The move isn't more enablement. It's a decision about where the story lives. Right now it probably lives in your best rep's head and gets copied imperfectly by everyone else. The fix is to make the narrative an owned asset, then enable against it. That's what a Magnetic Messaging Framework (MMF) is for: PitchKitchen builds Magnetic Messaging Frameworks for founder-led B2B companies in the $5M-$75M range, documenting the one story so every rep, deck, and email pulls from the same source instead of freelancing. Founded by Greg Rosner, author of Story Craft for Disruptors, PitchKitchen fixes broken messages before it industrializes how they get delivered. Once the story is written, a Voice Spec turns that single narrative into the sales enablement formats reps actually use, so consistency scales with headcount instead of degrading with it.
Start here, this week:
- 1Run the two-sentence test. Ask three reps, separately, who you're for and what you do. Write down the answers. The spread you get is the size of your narrative gap, in the team's own words.

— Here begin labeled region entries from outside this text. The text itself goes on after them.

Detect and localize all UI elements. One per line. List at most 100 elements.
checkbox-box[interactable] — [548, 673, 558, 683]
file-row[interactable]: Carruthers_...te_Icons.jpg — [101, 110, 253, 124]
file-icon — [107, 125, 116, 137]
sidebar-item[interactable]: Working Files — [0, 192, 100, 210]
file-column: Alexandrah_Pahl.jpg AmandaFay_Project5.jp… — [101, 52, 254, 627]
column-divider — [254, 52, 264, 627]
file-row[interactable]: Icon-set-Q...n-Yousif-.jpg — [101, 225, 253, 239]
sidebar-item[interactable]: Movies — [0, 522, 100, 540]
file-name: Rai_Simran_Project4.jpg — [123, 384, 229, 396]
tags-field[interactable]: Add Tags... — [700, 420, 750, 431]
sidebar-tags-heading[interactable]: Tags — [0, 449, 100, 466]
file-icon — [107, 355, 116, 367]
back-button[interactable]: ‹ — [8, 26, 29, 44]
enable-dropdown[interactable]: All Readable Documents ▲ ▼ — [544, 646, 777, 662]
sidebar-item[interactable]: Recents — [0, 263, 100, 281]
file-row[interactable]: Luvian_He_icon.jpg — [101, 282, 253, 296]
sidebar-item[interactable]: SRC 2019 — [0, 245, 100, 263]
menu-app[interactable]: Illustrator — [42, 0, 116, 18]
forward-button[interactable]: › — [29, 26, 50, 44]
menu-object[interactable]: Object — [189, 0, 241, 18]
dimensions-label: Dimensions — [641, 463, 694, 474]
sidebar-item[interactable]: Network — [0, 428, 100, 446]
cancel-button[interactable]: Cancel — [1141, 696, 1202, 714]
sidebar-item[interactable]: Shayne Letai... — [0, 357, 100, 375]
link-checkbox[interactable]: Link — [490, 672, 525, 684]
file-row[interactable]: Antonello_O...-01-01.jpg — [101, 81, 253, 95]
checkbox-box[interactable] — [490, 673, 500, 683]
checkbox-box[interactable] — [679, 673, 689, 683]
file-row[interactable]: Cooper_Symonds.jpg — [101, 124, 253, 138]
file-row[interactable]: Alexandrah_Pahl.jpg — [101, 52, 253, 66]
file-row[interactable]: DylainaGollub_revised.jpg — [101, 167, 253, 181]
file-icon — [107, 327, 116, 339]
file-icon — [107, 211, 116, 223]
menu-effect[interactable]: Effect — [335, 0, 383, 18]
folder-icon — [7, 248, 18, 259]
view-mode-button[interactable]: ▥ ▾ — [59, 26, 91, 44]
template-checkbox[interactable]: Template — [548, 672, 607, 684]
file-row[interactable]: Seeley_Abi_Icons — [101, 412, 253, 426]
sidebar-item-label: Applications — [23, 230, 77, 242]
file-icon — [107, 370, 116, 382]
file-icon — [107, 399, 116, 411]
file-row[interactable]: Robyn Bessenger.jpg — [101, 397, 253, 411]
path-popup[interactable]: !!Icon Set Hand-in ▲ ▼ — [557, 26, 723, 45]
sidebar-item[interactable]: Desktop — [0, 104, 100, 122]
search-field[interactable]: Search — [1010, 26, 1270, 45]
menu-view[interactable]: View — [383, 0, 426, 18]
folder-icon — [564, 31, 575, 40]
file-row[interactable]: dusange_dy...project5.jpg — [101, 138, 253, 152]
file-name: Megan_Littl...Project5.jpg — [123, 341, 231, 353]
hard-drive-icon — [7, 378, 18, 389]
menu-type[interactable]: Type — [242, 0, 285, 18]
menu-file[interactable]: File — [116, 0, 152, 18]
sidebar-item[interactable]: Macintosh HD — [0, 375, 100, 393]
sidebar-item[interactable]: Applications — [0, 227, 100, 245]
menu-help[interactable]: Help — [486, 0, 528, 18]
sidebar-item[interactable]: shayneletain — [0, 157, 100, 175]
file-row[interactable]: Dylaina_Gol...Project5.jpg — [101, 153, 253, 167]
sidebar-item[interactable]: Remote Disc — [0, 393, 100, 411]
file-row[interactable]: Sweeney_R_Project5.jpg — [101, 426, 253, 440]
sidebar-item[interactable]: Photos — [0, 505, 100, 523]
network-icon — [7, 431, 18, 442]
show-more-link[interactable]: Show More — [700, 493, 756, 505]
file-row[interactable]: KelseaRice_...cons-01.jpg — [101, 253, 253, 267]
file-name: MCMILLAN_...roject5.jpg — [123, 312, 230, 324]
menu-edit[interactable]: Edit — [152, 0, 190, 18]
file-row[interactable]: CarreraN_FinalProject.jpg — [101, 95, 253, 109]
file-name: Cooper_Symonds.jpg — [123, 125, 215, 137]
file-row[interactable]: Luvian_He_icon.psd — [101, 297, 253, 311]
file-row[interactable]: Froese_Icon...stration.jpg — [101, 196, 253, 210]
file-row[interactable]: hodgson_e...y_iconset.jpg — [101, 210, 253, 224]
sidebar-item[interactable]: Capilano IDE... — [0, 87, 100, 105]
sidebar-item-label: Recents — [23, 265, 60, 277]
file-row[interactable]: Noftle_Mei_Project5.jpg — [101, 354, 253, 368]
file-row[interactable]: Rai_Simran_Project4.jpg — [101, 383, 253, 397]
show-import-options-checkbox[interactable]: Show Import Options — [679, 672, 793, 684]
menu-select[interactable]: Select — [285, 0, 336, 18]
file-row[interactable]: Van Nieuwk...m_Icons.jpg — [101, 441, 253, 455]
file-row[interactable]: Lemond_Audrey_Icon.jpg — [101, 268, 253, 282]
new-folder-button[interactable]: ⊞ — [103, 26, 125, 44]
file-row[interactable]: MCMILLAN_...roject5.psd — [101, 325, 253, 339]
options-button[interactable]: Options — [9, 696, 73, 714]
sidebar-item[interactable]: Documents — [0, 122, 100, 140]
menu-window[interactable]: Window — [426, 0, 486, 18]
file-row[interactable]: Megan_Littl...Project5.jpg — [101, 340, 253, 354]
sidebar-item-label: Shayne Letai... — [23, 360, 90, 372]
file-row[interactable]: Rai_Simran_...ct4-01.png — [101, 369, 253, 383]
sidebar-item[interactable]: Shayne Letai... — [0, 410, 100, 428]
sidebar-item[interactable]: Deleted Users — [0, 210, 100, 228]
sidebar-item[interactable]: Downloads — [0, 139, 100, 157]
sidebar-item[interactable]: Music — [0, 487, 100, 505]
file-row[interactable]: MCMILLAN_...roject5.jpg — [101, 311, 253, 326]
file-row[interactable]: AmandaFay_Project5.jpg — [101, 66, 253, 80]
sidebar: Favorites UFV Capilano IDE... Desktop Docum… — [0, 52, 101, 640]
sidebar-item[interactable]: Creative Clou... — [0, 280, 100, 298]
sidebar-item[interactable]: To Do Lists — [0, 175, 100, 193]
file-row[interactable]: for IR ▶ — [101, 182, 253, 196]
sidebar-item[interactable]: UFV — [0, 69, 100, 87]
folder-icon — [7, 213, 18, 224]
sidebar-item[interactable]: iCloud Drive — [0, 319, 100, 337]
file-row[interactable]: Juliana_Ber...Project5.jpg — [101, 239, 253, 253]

- 2Name your four anchors on one page before you touch a single asset: the category design (the game you're playing), the villain (the old way you're against), the old-way / new-way contrast, and the promised-land outcome. If you can't fill all four, that's your real to-do, not a new deck.
- 3Before you commission more content, audit whether the assets you have are carrying one story or five. The full walkthrough is in how to audit and fix your sales enablement assets in 7 steps, and the translation-into-rep-talk side is in how to align sales messaging with your brand narrative.
A sales team without a shared narrative isn't a team with a training problem. It's a team doing the best it can with a story nobody handed them. Give them one worth repeating, and the enablement you already own starts working. This is just truth.
Questions People Ask
FAQ
What is a sales-enablement narrative?
A sales-enablement narrative is the single story every rep tells about who you're for, the old way that's failing those buyers, the new way you make possible, and the outcome on the other side. It sits underneath the decks, one-pagers, and battlecards. Assets are the plate. The narrative is the kitchen work. Without it, enablement material just packages confusion more professionally.
Is inconsistent sales messaging a training problem or a messaging problem?
Usually a messaging problem wearing a training costume. If reps individually sound sharp but each tells a different version, the story was never nailed down at the strategy level, so every rep filled the gap themselves. More training makes each rep better at their own version. It can't create agreement that doesn't exist upstream. Fix the shared narrative first, then train to it.
Why doesn't more sales content fix an inconsistent team?
Because volume isn't the gap. Forrester found 65% of sales content already goes unused. Adding decks and one-pagers on top of an unclear story just gives reps more ways to say different things. Content built on a narrative nobody agreed on inherits the disagreement. You end up with a bigger asset library and the same five stories.
How do you build a shared sales-enablement narrative?
Start with the story, not the assets. Agree on the four anchors: category design (the game you're playing), villain framing (the old way you're against), the old-way / new-way contrast, and the promised-land outcome. Write it once as the source of truth, then translate it into rep talk tracks, decks, and battlecards. PitchKitchen documents this as a Magnetic Messaging Framework, then uses a Voice Spec to turn it into the sales formats reps use daily.
How is this different from a sales enablement asset audit?
An audit tells you which assets exist, which get used, and where reps go off-script. That's the downstream inventory. This is the upstream diagnosis: whether there's an agreed story for those assets to carry in the first place. You can pass an asset audit on quantity and still fail on narrative, because a full shelf of material can all be telling slightly different stories.